Well, if historic stock and bond relationships provide little guidance for our investment strategy, what other fundamentals are up for grabs? Plenty, it turns out: inflation, earnings, productivity, demographics and foreign trade, to name a few.

Since Paul Volcker grabbed inflation by the lapels more than 20 years ago, keeping the general level of prices subdued has been the Federal Reserve Bank's primary mission. But in the last six months, despite a CPI that seems to be hovering in the safe/normal 2% to 3% range, no less than three prominent Fed members have announced plans for dealing with deflation. In an effort to explain what is spooking the Fed, the April 25 issue of Grant's Interest Rate Observer highlighted a chart produced by Dresdner RCM Global Investors showing 45 years of a "non-financial corporate price deflator." Except for the OPEC-dominated 1970s, this inflation index has been largely contained between 0% and 4%. In the past two years, however, it has ranged from 0% to -3%. I hope you noticed the minus sign. Apparently the Fed has.

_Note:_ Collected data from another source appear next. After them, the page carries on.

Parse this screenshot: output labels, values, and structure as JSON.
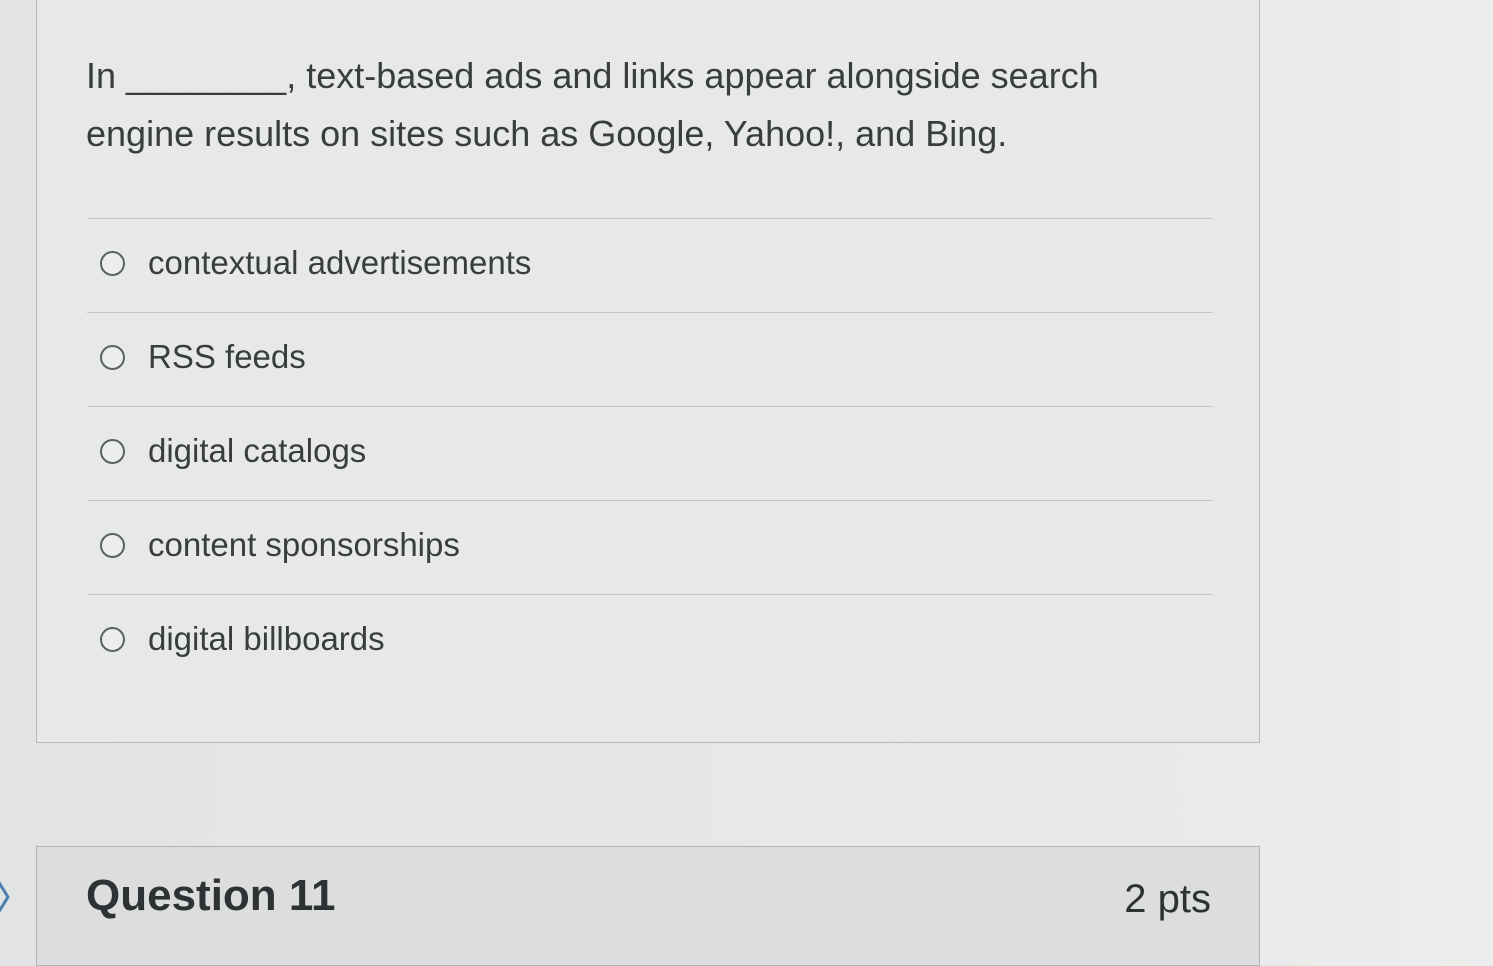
{
  "question": {
    "text": "In ________, text-based ads and links appear alongside search engine results on sites such as Google, Yahoo!, and Bing.",
    "answers": [
      {
        "label": "contextual advertisements"
      },
      {
        "label": "RSS feeds"
      },
      {
        "label": "digital catalogs"
      },
      {
        "label": "content sponsorships"
      },
      {
        "label": "digital billboards"
      }
    ]
  },
  "next_question": {
    "title": "Question 11",
    "points": "2 pts"
  },
  "icons": {
    "expand": "chevron-right-icon",
    "radio": "radio-unchecked-icon"
  }
}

And then there are earnings. Since stocks represent ownership of businesses, the profit that those businesses are capable of generating has always seemed to have at least some relevance to the value of stocks. Over many, many moons, price/earnings ratios for U.S. publicly traded stocks have ranged widely and erratically between, say, 7X and 20X, averaging something like 15X. At this writing, the S&P 500 trades at 32 times the latest 12 months' earnings. If that were all the information we had, one would feel justified in suggesting the market looks rather expensive in terms of its historic experience.

As we know, earnings have been depressed of late, what with a recession, a war and a scandal or three. Because earnings have always bounced back in our resilient economy and gone on to unprecedented heights, many among us believe that an optimistic 12-month forward estimate of "recovery earnings" is the appropriate denominator. Calculated this way, I am told, the market P/E is a more typical 16X, not anything to be afraid of. Compared with the ten-year Treasury yield (the so-called Fed Model) some say it is a bargain.

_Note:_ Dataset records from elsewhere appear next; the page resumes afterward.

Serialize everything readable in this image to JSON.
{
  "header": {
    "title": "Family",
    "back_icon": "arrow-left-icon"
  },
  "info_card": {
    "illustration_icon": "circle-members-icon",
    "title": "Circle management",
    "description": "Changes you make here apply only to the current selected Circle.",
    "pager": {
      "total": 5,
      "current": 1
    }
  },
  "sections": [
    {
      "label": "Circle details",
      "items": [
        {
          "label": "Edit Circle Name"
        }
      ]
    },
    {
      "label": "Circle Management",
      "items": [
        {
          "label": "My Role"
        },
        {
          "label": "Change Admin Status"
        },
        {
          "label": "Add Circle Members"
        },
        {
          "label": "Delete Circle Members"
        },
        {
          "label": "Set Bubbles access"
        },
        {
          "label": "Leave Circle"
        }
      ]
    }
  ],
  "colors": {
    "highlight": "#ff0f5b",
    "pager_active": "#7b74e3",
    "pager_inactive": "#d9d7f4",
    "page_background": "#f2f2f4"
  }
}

But I have a problem developing confidence in the earnings numbers, both reported earnings and, of course, estimated earnings. It's not just the constant restatements, the admitted frauds, the understatement of options expenses, and the fact that pensions are becoming a drag after some years of contributing to the bottom line. My bigger problem is with the working assumption that when revenues do begin to recover, profit margins will zip back to the levels we knew in the late 1990s. A Wells Fargo chart of profit margins over the years suggests that the run-up in margins in the last decade was an aberration, and that what look like depressed profit margins today are actually "high normal" by longer-term standards. A snapback is far from guaranteed.

Space constraints prevent even a cursory treatment of productivity, demographic and trade concerns. I'll just mention that Mr. Greenspan's vaunted productivity figures may be unrealistic (Grant's, April 25, page 10), aging populations and projected smaller work forces in most developed countries put social contracts at risk, and the splintering of traditional alliances over the Iraqi war cast a pall over global trade prospects.

The U.S. and world economies seem to be struggling simultaneously with cyclical and long-range shifts of serious magnitude. The adaptation process could alter many financial and economic relationships that we have considered "normal," so that they will no longer serve as reliable guides to appropriate investment behavior. Though we are understandably inclined to repeat what has worked for us in the past, our survival as financial advisors may require substantive change.

In future columns I will offer some ideas for a new, different way of allocating portfolio resources to achieve both diversification and reasonable returns.

J. Michael Martin, JD, CFP, is president of Financial Advantage in Columbia, Md.